Oggi inizia la partita delle riforme: è pronta la squadra sarda?, di Salvatore Cubeddu

L’EDITORIALE DELLA DOMENICA. La ‘fusione perfetta’ è solo rimandata? Politica e task force tecnica.

La Regione sarda è, dunque, salva? La risposta che ha risollevato l’umore della nostra politica, spaventata dopo essere rimasta troppo a lungo distratta, si trova nelle tre righe che  i senatori Zeller, Laniece, Berger, Palermo, Fravezzi, Panizza hanno strappato in extremis alla commissione affari costituzionali del Senato: “13. Le disposizioni di cui al Capo IV della presente legge costituzionale non si applicano alle Regioni a statuto speciale e alle Province autonome di Trento e di Bolzano fino all’adeguamento dei rispettivi statuti sulla base di intese con le medesime Regioni e Province autonome”. Il Capo IV parla soprattutto del contenuto dei poteri e  dell’abolizione delle Province e si capisce la capacità di pressione di Trento e di Bolzano, dove Renzi ed il cancelliere autriaco hanno concluso qualche settimana fa un convegno sul ruolo delle regioni in Europa. Ma nei confronti del governo e del parlamento ha anche pagato l’azione concorde delle regioni speciali in sede di accordo con le regioni a statuto ordinario.

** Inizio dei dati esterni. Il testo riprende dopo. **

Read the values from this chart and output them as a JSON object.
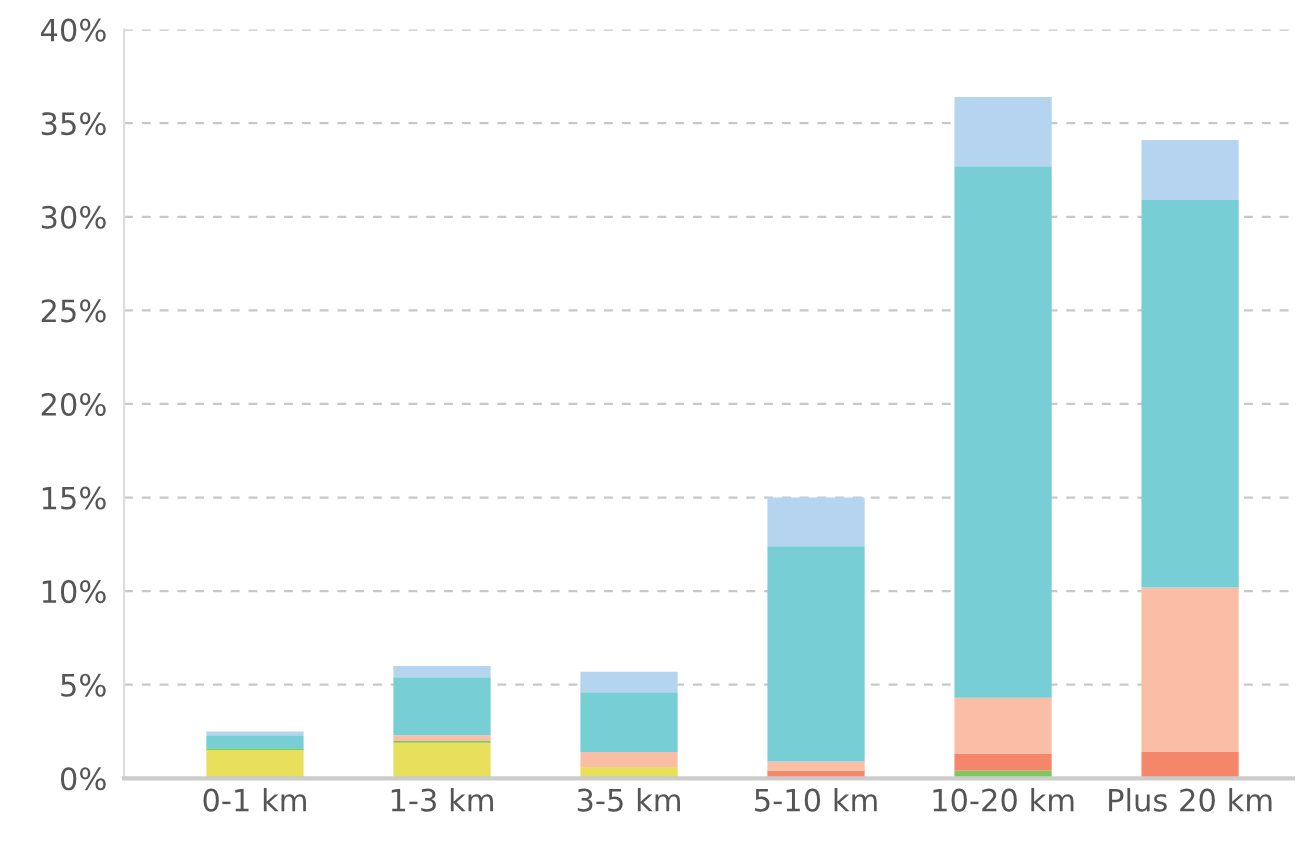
{
  "chart_data": {
    "type": "bar",
    "stacked": true,
    "categories": [
      "0-1 km",
      "1-3 km",
      "3-5 km",
      "5-10 km",
      "10-20 km",
      "Plus 20 km"
    ],
    "series": [
      {
        "color": "#e8e05a",
        "values": [
          1.5,
          1.9,
          0.6,
          0,
          0,
          0
        ]
      },
      {
        "color": "#7dc95e",
        "values": [
          0.1,
          0.1,
          0,
          0,
          0.4,
          0
        ]
      },
      {
        "color": "#f4866a",
        "values": [
          0,
          0,
          0,
          0.4,
          0.9,
          1.4
        ]
      },
      {
        "color": "#f9bea5",
        "values": [
          0,
          0.3,
          0.8,
          0.5,
          3.0,
          8.8
        ]
      },
      {
        "color": "#77ced5",
        "values": [
          0.7,
          3.1,
          3.2,
          11.5,
          28.4,
          20.7
        ]
      },
      {
        "color": "#b5d4ef",
        "values": [
          0.2,
          0.6,
          1.1,
          2.6,
          3.7,
          3.2
        ]
      }
    ],
    "ylim": [
      0,
      40
    ],
    "yticks": [
      {
        "value": 0,
        "label": "0%"
      },
      {
        "value": 5,
        "label": "5%"
      },
      {
        "value": 10,
        "label": "10%"
      },
      {
        "value": 15,
        "label": "15%"
      },
      {
        "value": 20,
        "label": "20%"
      },
      {
        "value": 25,
        "label": "25%"
      },
      {
        "value": 30,
        "label": "30%"
      },
      {
        "value": 35,
        "label": "35%"
      },
      {
        "value": 40,
        "label": "40%"
      }
    ],
    "grid": "y"
  }
}
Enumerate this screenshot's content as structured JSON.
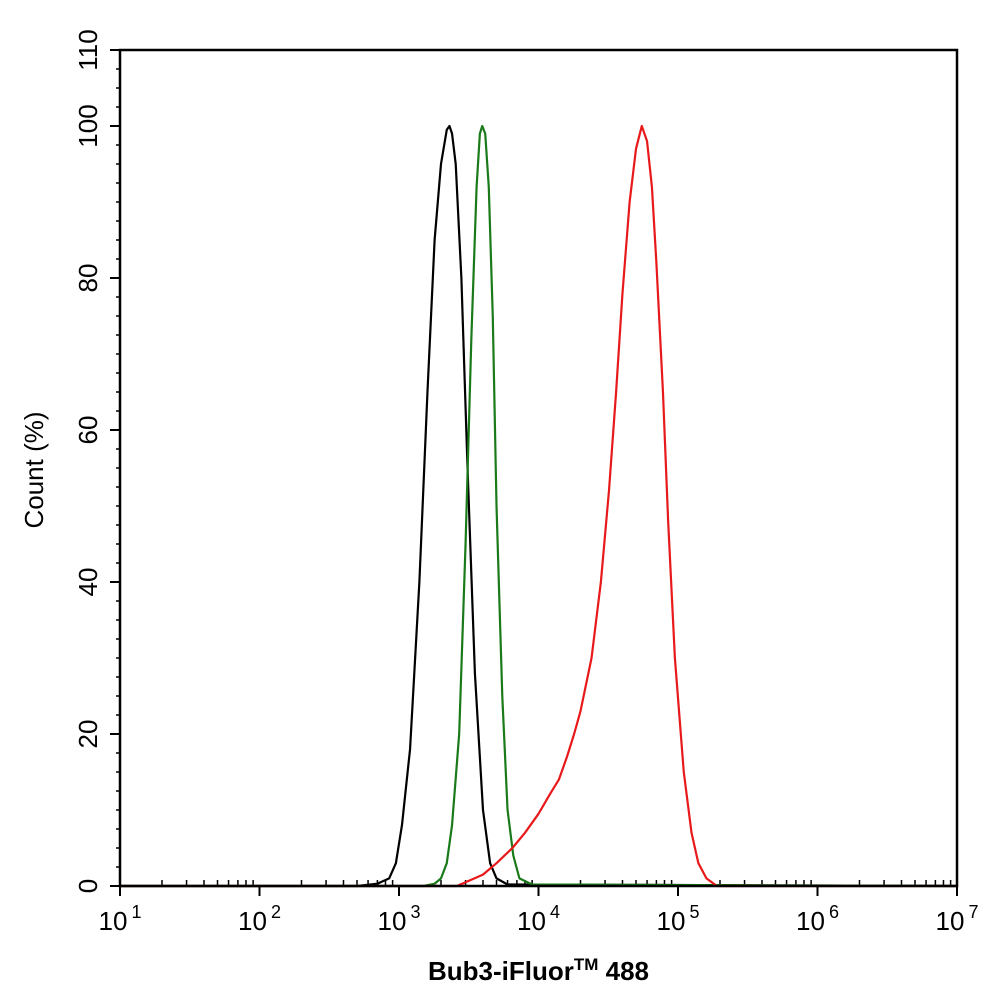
{
  "chart_data": {
    "type": "line",
    "xlabel": "Bub3-iFluor",
    "xlabel_sup": "TM",
    "xlabel_suffix": " 488",
    "ylabel": "Count  (%)",
    "x_scale": "log",
    "xlim": [
      10,
      10000000
    ],
    "ylim": [
      0,
      110
    ],
    "grid": false,
    "legend": "none",
    "x_ticks": [
      {
        "value": 10,
        "base": "10",
        "exp": "1"
      },
      {
        "value": 100,
        "base": "10",
        "exp": "2"
      },
      {
        "value": 1000,
        "base": "10",
        "exp": "3"
      },
      {
        "value": 10000,
        "base": "10",
        "exp": "4"
      },
      {
        "value": 100000,
        "base": "10",
        "exp": "5"
      },
      {
        "value": 1000000,
        "base": "10",
        "exp": "6"
      },
      {
        "value": 10000000,
        "base": "10",
        "exp": "7"
      }
    ],
    "y_ticks": [
      0,
      20,
      40,
      60,
      80,
      100,
      110
    ],
    "y_tick_labels": [
      "0",
      "20",
      "40",
      "60",
      "80",
      "100",
      "110"
    ],
    "series": [
      {
        "color": "#000000",
        "points": [
          [
            10,
            0
          ],
          [
            500,
            0
          ],
          [
            700,
            0.3
          ],
          [
            850,
            1
          ],
          [
            950,
            3
          ],
          [
            1050,
            8
          ],
          [
            1200,
            18
          ],
          [
            1400,
            40
          ],
          [
            1600,
            65
          ],
          [
            1800,
            85
          ],
          [
            2000,
            95
          ],
          [
            2200,
            99.5
          ],
          [
            2300,
            100
          ],
          [
            2400,
            99
          ],
          [
            2550,
            95
          ],
          [
            2800,
            80
          ],
          [
            3100,
            55
          ],
          [
            3500,
            28
          ],
          [
            4000,
            10
          ],
          [
            4500,
            3
          ],
          [
            5000,
            1
          ],
          [
            6000,
            0.2
          ],
          [
            10000000,
            0
          ]
        ]
      },
      {
        "color": "#1a7a1a",
        "points": [
          [
            10,
            0
          ],
          [
            1500,
            0
          ],
          [
            1800,
            0.3
          ],
          [
            2000,
            1
          ],
          [
            2200,
            3
          ],
          [
            2400,
            8
          ],
          [
            2700,
            20
          ],
          [
            3000,
            45
          ],
          [
            3300,
            72
          ],
          [
            3600,
            92
          ],
          [
            3800,
            99
          ],
          [
            3950,
            100
          ],
          [
            4150,
            99
          ],
          [
            4400,
            92
          ],
          [
            4700,
            75
          ],
          [
            5000,
            50
          ],
          [
            5500,
            25
          ],
          [
            6000,
            10
          ],
          [
            6600,
            4
          ],
          [
            7300,
            1
          ],
          [
            9000,
            0.2
          ],
          [
            10000000,
            0
          ]
        ]
      },
      {
        "color": "#e8191a",
        "points": [
          [
            10,
            0
          ],
          [
            2600,
            0
          ],
          [
            3000,
            0.5
          ],
          [
            4000,
            1.5
          ],
          [
            5000,
            3
          ],
          [
            6500,
            5
          ],
          [
            8000,
            7
          ],
          [
            10000,
            9.5
          ],
          [
            12000,
            12
          ],
          [
            14000,
            14
          ],
          [
            16000,
            17
          ],
          [
            18000,
            20
          ],
          [
            20000,
            23
          ],
          [
            24000,
            30
          ],
          [
            28000,
            40
          ],
          [
            32000,
            52
          ],
          [
            36000,
            65
          ],
          [
            40000,
            78
          ],
          [
            45000,
            90
          ],
          [
            50000,
            97
          ],
          [
            55000,
            100
          ],
          [
            60000,
            98
          ],
          [
            65000,
            92
          ],
          [
            70000,
            82
          ],
          [
            78000,
            65
          ],
          [
            85000,
            48
          ],
          [
            95000,
            30
          ],
          [
            110000,
            15
          ],
          [
            125000,
            7
          ],
          [
            140000,
            3
          ],
          [
            160000,
            1
          ],
          [
            190000,
            0
          ],
          [
            10000000,
            0
          ]
        ]
      }
    ]
  }
}
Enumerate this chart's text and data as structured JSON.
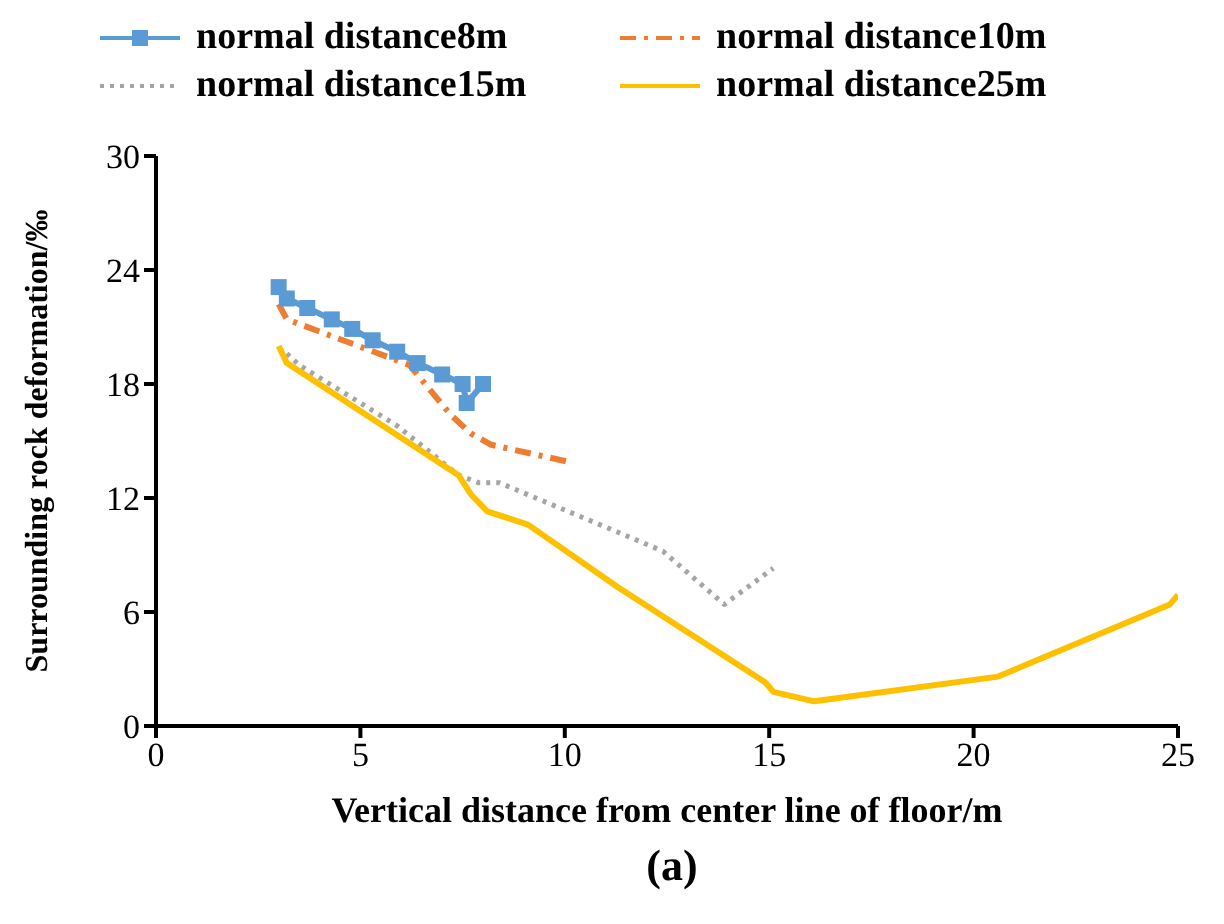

E delle altre disposizioni previste nei tanti articoli e commi (sono sei i capitoli del ddl  presentata dal governo), che entreranno lunedì nella discussione del Senato della Repubblica, cosa se ne pensa in Sardegna? Ci si attende che, almeno presso l’assessorato alle riforme, una task force di esperti controlli le ricadute di ciò che si andrà a decidere a Roma. Ad esempio: cosa ci cambiarà con l’esclusiva che il governo chiede sul tema dell’energia? Legalizza ulteriormente il laisser faire per Saras ed ENI? Ed in quale comma verrà nascosto l’interesse nazionale italiano per le servitù militari in Sardegna?

A Roma tutti concordano che il prossimo senato non voterà il governo né il bilancio dello Stato e che il senatori saranno in numero di cento (5 indicati dal Presidente della repubblica, 21 dai comuni, 74 dalle regioni). Nella legge di Renzi la presenza dei senatori provenienti dalla regioni dovevano essere in numero paritario: è ciò che succede per gli stati nel senato USA, sottolinea il carattere egualitario del rapporto federale tra le regioni, riconosce il valore anche delle regioni meno popolate. In Sardegna, nessuno (tranne noi …) ha sottolineato la bontà della scelta governativa. Evidentemente la cosa non è stata debitamente difesa in sede di confronto tra le regioni. Così le regioni più popolose hanno prevalso. E’ una questione importante, ma è recuperabile tramite l’azione dei nostri parlamentari nel lungo tragitto che attende la riforma istituzionale?

Arriviamo al dunque: la questione dei rapporti di forza. La Sardegna non ha i numeri elettorali della Sicilia, né i referenti stranieri (Austria, Francia, Croazioa-Slovenia) che servono alle regioni speciali del Nord (Sud Tirolo, Valle d’Aosta, Friuli). Da noi non c’è lo spreco finanziario delle istituzioni siciliane, ma neanche usciamo bene dallo spettacolo deprimente dell’utilizzo dei soldi pubblici. Tant’è che l’autonomia della Sardegna va difesa dal centralismo dello Stato ma va pure nuovamente motivata nei confronti dei cittadini sardi.

E su quale base la Sardegna andrà alla ormai ineludibile ‘intesa’ con le istituzioni italiane? Quale progetto di futuro le classi dirigenti propongono, oggi per il futuro,  al Popolo sardo?

La partita dell’omogeneizzazione delle regioni speciali è solo rimandata, la Sardegna arriverà alla prossima partita ancora più debole. A meno che … non decidiamo  di giocarla sul serio, la partita delle riforme.

Ci si offre l’occasione e, contemporaneamente, siamo obbligati a perfezionare e portare a termine quanto in tanti hanno pensato ed elaborato negli ultimi decenni. Ognuno faccia la sua parte. C’è spazio, fatica e gloria per tutti.